Here's the question. Ive been tryin to solve it but to no avail. How toyou approach it?

A two-sided coin is flipped four times. Given that the coin landed heads up more than twice, what is the probability that it landed heads up all four times?
Thanx

2. If we are given that two of the coins landed head up, in order that all four land head up we only need that the other two coins landed head up. Since the flips are independent, that is exactly the same as the probability that, when flipping 2 coins, both land head up. what is that?

3. Originally Posted by raxrox
Here's the question. Ive been tryin to solve it but to no avail. How toyou approach it?

A two-sided coin is flipped four times. Given that the coin landed heads up more than twice, what is the probability that it landed heads up all four times?
Thanx
Let X be the random variable number of heads.

X ~ Binomial(n = 4, p = 1/2)

You need to calculate $\Pr(X = 4 | X \geq 3)$.

$\Pr(X = 4 | X \geq 3) = \frac{\Pr(X = 4 ~ \text{and} ~ X \geq 3)}{\Pr(X \geq 3)} = \frac{\Pr(X = 4)}{\Pr(X \geq 3)} = \, ....$

4. Originally Posted by HallsofIvy
If we are given that two of the coins landed head up, in order that all four land head up we only need that the other two coins landed head up.
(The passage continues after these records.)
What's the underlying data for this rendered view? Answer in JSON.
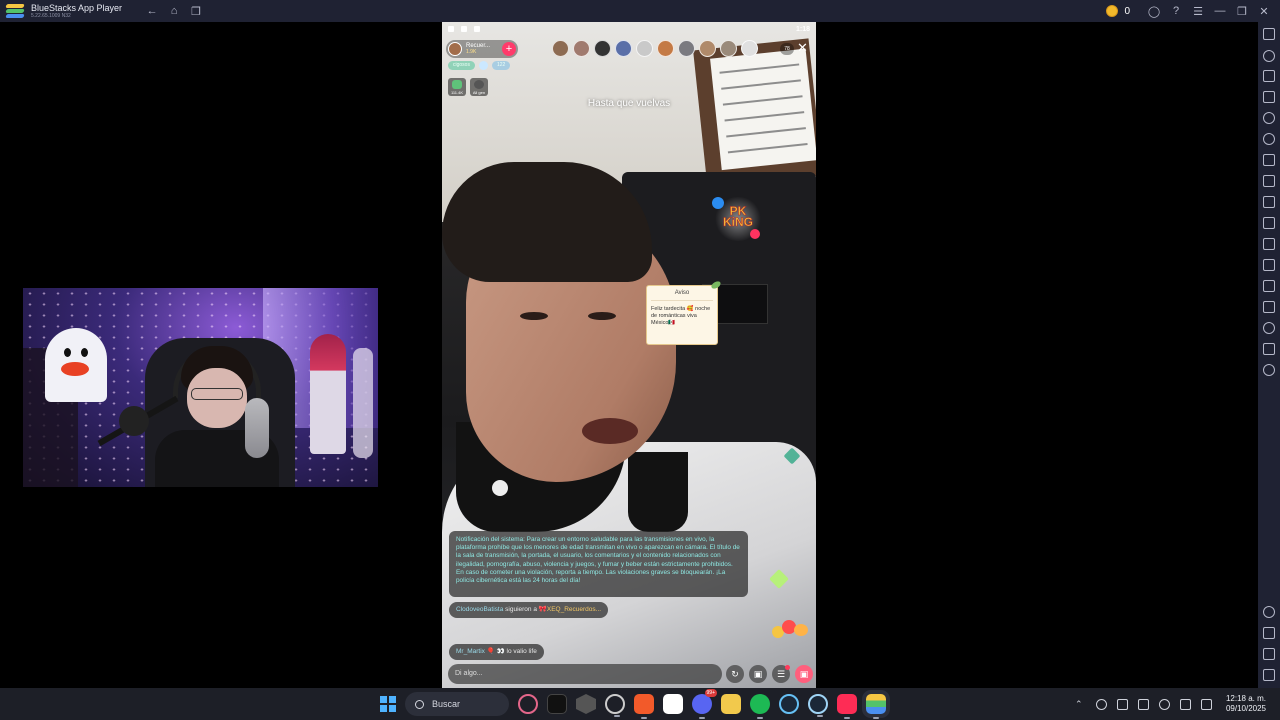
{
  "titlebar": {
    "app_title": "BlueStacks App Player",
    "version": "5.22.65.1009  N32",
    "coins": "0",
    "back_icon": "back-arrow-icon",
    "home_icon": "home-icon",
    "recents_icon": "recents-icon"
  },
  "stream": {
    "status_time": "1:18",
    "host_name": "Recuer...",
    "host_followers": "1.9K",
    "tag_primary": "cigosos",
    "tag_secondary": "122",
    "badge1_label": "111.4K",
    "badge2_label": "All gen",
    "viewer_count": "78",
    "song_title": "Hasta que vuelvas",
    "pk_king": "PK KiNG",
    "notice_title": "Aviso",
    "notice_body": "Feliz tardecita 🥰 noche de románticas viva México🇲🇽",
    "system_message": "Notificación del sistema: Para crear un entorno saludable para las transmisiones en vivo, la plataforma prohíbe que los menores de edad transmitan en vivo o aparezcan en cámara. El título de la sala de transmisión, la portada, el usuario, los comentarios y el contenido relacionados con ilegalidad, pornografía, abuso, violencia y juegos, y fumar y beber están estrictamente prohibidos. En caso de cometer una violación, reporta a tiempo. Las violaciones graves se bloquearán. ¡La policía cibernética está las 24 horas del día!",
    "follow_user": "ClodoveoBatista",
    "follow_text": " siguieron a ",
    "follow_target": "🎀XEQ_Recuerdos...",
    "chat_user": "Mr_Martix",
    "chat_text": " 🎈 👀 lo valio life",
    "input_placeholder": "Di algo..."
  },
  "taskbar": {
    "search_label": "Buscar",
    "notification_badge": "99+",
    "time": "12:18 a. m.",
    "date": "09/10/2025"
  },
  "colors": {
    "bluestacks_chrome": "#1f2233",
    "taskbar": "#1d1f27",
    "chat_cyan": "#8ee7e2",
    "gift_pink": "#ff5f7d"
  }
}
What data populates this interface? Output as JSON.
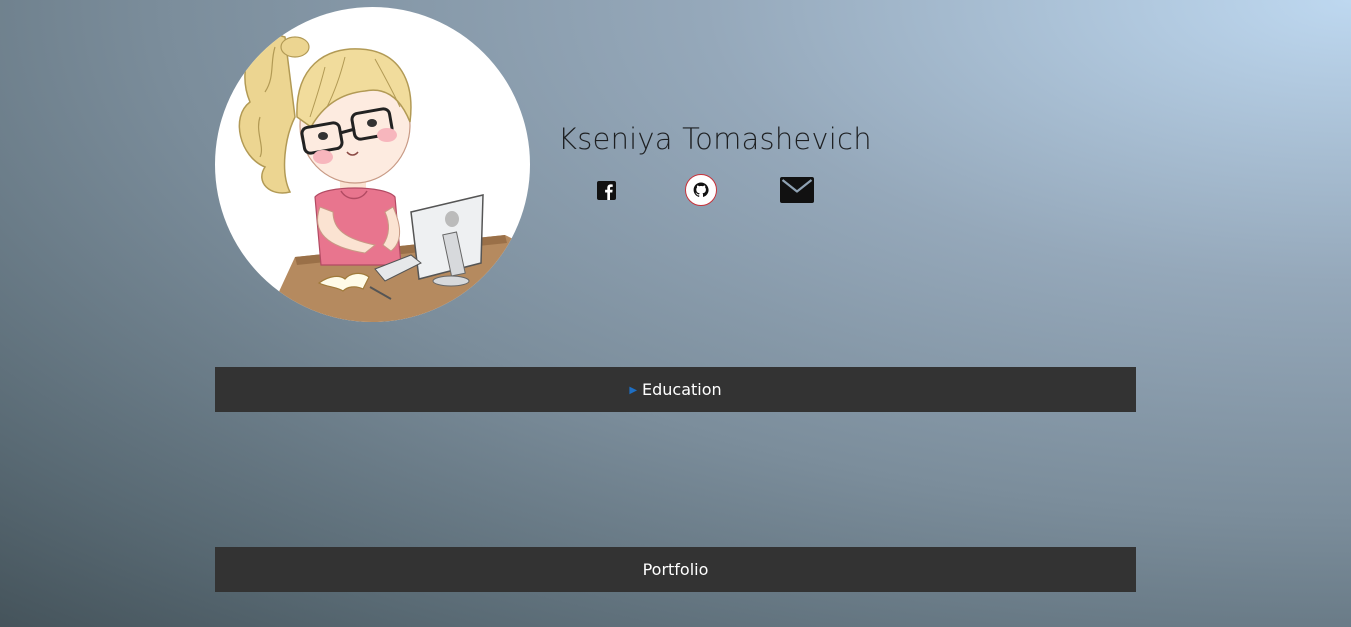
{
  "profile": {
    "name": "Kseniya Tomashevich",
    "avatar_icon": "girl-at-computer-illustration"
  },
  "social": [
    {
      "name": "facebook",
      "icon": "facebook-icon"
    },
    {
      "name": "github",
      "icon": "github-icon"
    },
    {
      "name": "email",
      "icon": "mail-icon"
    }
  ],
  "sections": {
    "education": {
      "label": "Education",
      "marker": "▶"
    },
    "portfolio": {
      "label": "Portfolio"
    }
  },
  "colors": {
    "bar_background": "#333333",
    "bar_text": "#ffffff",
    "marker": "#1e6fc4",
    "github_ring": "#c8323a",
    "name_text": "#1d1f21"
  }
}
Since the flips are independent, that is exactly the same as the probability that, when flipping 2 coins, both land head up. what is that?
Not so, unfortunately. We're given that more than two of the coins landed heads up.

5. There is very simple way to view this problem.
To have more than two heads: HHHT, HHTH, HTHH, THHH, or HHHH.
Now what is the probability?